Acaba o auxílio emergencial, mas começa a campanha emocionante do Ricardo Barros pelo plebiscito — e emoção é alimento espiritual
O Brasil está com a vida ganha, não tem nada pra fazer amanhã e então resolveu discutir uma Constituição nova. A ideia genial teve como porta-voz ninguém menos que o líder do governo na Câmara dos Deputados, Ricardo Barros. Temendo que isso não fosse suficiente para salvar os brasileiros do tédio, o deputado caprichou na emoção: ele quer um plebiscito.
Brasil, seus problemas acabaram. Essa sensação de estar de barriga cheia numa tarde modorrenta de domingo terminou. Ricardo Barros veio te tirar da zona de conforto — esse lugar perigoso que ameaça a todos os que, como o Brasil, estão com o boi na sombra e o motorista na porta esperando a ordem para levá-lo ao shopping. Chega disso. Com a campanha do plebiscito para uma nova assembleia constituinte você vai voltar a ver aquele desfile exuberante de almas penadas — Lula, Ciro Gomes, Requião, Dirceu, sindicalistas gulosos e subcelebridades sedentas — explicando como vão mudar tudo que está escrito para salvar você do Mal.
De fato, um país atropelado por uma pandemia que ressuscitou todos os picaretas e sabotadores associados precisa sair da zona de conforto. Essas quarentenas vips são mesmo confortáveis demais. Estava na hora de uma sacudida. Essa dívida de quase R$ 1 trilhão distribuído para a população não morrer de fome a gente vê depois. Isso aí se resolve com um pouco de empatia e duas laives da Anitta.
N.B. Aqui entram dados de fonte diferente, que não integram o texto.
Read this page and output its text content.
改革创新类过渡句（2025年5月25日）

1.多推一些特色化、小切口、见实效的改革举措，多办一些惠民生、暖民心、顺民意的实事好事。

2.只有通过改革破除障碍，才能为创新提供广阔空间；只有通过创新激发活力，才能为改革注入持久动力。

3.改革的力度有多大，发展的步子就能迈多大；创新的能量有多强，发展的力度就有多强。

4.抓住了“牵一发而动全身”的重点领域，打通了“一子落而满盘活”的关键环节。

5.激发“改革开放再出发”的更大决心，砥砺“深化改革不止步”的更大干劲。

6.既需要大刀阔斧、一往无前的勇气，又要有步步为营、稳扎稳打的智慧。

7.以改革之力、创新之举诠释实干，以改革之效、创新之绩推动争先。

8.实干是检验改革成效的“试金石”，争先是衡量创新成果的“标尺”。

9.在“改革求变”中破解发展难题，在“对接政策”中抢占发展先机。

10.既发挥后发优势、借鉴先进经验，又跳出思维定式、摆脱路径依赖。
O importante agora é fazer uma assembleia constituinte para dar chance a essa gente sofrida do lobby parasitário que ainda não conseguiu brilhar na Era Rodrigo Maia.
Tem também essa questão de decidir o que os pobres vão comer em janeiro, quando acabar o auxílio emergencial. Mas isso é ansiedade pequeno-burguesa. Hoje em dia há uma clara supervalorização desse negócio de comer. Só pode ser efeito colateral daquele fenômeno das varandas gourmet. De repente ficou todo mundo ligado demais em comida. Não é por aí. Acaba o auxílio emergencial, mas começa a campanha emocionante do Ricardo Barros pelo plebiscito — e emoção é alimento espiritual. Chega de materialismo.
É bem verdade que o Brasil não consegue fazer nem a reforma administrativa. Mas talvez seja justamente esse o problema: estamos pensando pequeno. Por isso é que as novas reformas não andam. Não tem nada a ver com o transtorno da vida nacional provocado pela pandemia e seus aproveitadores. O que falta é pensar grande. O Congresso não consegue dar um passo na reforma tributária, mas uma nova Constituição sai.
Essa é a grande sacada do Ricardo Barros: já que o país está na UTI, vamos aproveitar e fazer logo um transplante de coração. Já estamos aqui mesmo, certo? Mas nada de autoritarismo. Constituinte é participação de todos. Tem que ter bisturi pro PT, PCdoB, Psol, PP, PQP, PODEMOS, QUEREMOS etc. É a festa da democracia na UTI. O país já parou um ano mesmo, então para só mais dois, ninguém vai nem notar. Se o tédio bater a Daniela Mercury faz mais uma laive. Esse coração novo vai ficar uma coisa linda.
Os tarados do lockdown estão maravilhados com a iniciativa do companheiro Ricardo Barros. Estava ficando um pouco difícil manter o país travado com as pessoas voltando a circular e descobrindo que aquele trancamento medieval não salvou ninguém. Um plebiscito é simplesmente perfeito. Enguiça tudo de novo numa outra urgência inútil e os idiotas tomam conta novamente guerreando entre a Constituição futura e a Constituição pretérita, a Constituição de esquerda e a Constituição de direita, a Constituição liberal e a Constituição conservadora, a Constituição fake e a Constituição fuck.
Se no meio disso o Aécio aparecer com uma seringa para vacinar todo mundo, ninguém vai nem lembrar contra que mesmo era essa vacinação. O coronavírus não é ninguém perto da pandemia de estupidez.